Steve Kolbe and I launched out of Fort Smallwood on the Mattawoman and fished the mouth of the Chicamuxen on the Potomac, with Steve catching a nice catfish on a spinnerbait. We then went into the Chicamuxen and fished the milfoil, hydrilla and wild celery SAV fields (minor amounts of water stargrass too). Steve got several short strikes on a small frog topwater surface lure.
On a rising tide, we then went up into the back of the Chicamuxen. Steve cast a Mann’s Baby-1 Minus crankbait toward the bank, which was inhaled. The tussle was on!

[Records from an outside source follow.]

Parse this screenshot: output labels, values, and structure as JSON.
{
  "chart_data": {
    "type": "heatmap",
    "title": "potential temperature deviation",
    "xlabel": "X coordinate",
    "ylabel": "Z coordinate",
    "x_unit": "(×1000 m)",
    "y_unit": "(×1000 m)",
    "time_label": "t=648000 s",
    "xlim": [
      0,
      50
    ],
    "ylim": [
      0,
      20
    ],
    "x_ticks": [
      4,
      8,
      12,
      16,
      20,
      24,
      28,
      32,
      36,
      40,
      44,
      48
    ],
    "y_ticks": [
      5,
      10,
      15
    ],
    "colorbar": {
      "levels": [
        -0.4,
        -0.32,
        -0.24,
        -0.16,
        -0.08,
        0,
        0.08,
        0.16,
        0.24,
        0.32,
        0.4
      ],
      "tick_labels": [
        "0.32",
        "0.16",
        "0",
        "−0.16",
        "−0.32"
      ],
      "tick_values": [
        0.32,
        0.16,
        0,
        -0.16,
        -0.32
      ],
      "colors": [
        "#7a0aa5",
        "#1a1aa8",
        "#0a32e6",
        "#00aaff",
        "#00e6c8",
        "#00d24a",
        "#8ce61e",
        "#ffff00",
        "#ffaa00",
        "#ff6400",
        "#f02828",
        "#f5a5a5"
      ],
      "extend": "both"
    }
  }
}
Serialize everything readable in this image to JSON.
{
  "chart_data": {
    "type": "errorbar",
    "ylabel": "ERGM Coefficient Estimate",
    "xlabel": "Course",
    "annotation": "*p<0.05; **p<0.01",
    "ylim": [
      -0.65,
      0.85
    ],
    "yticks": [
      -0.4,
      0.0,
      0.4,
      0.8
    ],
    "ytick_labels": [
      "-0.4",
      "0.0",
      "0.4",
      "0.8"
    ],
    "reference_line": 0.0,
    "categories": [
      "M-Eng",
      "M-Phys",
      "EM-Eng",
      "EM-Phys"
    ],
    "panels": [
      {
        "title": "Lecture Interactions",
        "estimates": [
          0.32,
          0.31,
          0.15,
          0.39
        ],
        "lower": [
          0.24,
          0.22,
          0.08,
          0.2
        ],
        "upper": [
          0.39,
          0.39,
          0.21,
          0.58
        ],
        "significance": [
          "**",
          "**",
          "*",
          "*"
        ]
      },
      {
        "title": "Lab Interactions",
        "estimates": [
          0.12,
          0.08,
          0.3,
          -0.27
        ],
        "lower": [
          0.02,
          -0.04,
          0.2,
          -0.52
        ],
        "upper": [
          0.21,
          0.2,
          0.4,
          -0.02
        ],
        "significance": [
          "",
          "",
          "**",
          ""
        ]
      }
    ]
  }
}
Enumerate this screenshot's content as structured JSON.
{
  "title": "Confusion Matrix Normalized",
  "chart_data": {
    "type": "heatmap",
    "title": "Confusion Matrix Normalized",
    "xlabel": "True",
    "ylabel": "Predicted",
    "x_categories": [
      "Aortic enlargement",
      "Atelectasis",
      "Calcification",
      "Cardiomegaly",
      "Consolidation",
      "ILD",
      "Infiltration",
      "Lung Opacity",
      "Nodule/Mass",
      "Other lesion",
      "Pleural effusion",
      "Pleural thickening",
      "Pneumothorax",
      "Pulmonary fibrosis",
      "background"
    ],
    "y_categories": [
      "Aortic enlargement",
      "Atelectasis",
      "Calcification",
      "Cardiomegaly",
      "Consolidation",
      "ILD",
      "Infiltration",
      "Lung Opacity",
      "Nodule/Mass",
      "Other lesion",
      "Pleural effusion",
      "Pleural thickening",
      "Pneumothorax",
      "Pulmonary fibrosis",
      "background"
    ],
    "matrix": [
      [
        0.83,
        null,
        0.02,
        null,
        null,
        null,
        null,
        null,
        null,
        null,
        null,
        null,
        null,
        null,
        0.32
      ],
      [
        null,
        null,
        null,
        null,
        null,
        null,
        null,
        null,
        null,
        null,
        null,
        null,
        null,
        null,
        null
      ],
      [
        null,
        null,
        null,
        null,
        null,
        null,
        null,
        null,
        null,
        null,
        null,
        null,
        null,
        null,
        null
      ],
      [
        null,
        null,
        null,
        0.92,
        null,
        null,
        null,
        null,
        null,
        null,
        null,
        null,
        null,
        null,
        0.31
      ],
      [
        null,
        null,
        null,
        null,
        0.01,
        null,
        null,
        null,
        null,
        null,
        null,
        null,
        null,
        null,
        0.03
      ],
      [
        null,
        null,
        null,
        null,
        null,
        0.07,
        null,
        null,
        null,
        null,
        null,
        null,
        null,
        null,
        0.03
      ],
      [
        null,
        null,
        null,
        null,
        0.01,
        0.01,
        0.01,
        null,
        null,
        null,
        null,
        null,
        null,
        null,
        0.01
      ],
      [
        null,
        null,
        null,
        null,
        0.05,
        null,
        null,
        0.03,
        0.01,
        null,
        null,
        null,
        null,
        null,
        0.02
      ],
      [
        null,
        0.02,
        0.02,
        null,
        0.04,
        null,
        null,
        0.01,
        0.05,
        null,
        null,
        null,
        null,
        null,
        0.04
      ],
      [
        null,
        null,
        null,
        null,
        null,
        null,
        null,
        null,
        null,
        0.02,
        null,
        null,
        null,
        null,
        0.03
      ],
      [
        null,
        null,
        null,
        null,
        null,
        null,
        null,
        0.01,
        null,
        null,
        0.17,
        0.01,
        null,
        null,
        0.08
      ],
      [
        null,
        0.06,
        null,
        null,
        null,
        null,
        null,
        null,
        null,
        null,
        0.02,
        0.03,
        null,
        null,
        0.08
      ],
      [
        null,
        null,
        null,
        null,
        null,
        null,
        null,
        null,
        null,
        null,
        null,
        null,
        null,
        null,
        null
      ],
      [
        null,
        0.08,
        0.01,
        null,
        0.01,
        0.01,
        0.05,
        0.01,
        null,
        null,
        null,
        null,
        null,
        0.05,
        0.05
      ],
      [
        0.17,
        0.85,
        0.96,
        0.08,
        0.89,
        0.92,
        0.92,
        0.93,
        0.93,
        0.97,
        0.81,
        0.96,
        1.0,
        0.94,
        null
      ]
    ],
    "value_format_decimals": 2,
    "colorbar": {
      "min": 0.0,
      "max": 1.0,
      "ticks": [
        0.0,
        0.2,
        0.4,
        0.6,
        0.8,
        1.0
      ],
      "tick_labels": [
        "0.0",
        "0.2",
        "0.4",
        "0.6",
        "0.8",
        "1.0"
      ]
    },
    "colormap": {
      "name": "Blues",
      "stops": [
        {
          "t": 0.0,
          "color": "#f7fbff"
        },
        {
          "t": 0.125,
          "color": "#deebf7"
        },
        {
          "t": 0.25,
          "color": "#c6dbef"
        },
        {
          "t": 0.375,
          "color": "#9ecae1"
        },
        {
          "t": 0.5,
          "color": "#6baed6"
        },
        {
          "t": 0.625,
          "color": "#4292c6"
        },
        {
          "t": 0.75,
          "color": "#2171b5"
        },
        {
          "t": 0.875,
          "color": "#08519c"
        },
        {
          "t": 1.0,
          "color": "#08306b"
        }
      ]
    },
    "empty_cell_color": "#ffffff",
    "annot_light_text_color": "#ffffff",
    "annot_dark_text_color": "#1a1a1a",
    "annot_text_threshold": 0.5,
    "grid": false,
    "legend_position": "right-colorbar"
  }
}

Now the dilemma, take pictures or grab the net? Steve said he thought he had a big one, so the net it was. With some 40-feet of 12-pound test out in the water, we could see the hint of hugeness as the angry fish would turn to show herself.
Wow, the photo does not do justice to the quality and size of this largemouth bass.
Her mouth was so big, you could easily insert your fist into her mouth with room to spare.
This is the biggest fish I’ve ever seen on my measuring board, coming in at 22.7-inches . . .
. . . and with a weight of 5.25-pounds. When I got home to prepare this e-mail, I went on-line and did some research, using a growth chart, weight to length and age scale/calculator as prepared by fish biologist Doug Hannon.
A 22 to 23-inch largemouth bass usually weighs-in at about 7-pounds and may be upwards of 12-years old. This female was lean in her center, suggesting that she may have recently gone through the breeding process and guarding fry. Her pre-spawn girth (figure) may have been even more impressive, plus added weight.
Steve tells me that this is his personal best to date. Anyone who fishes with any degree of regularity knows that a five-pound bass is something special. Steve, make one of these photos your screen saver, so that you can relish the catch for a while. Well done.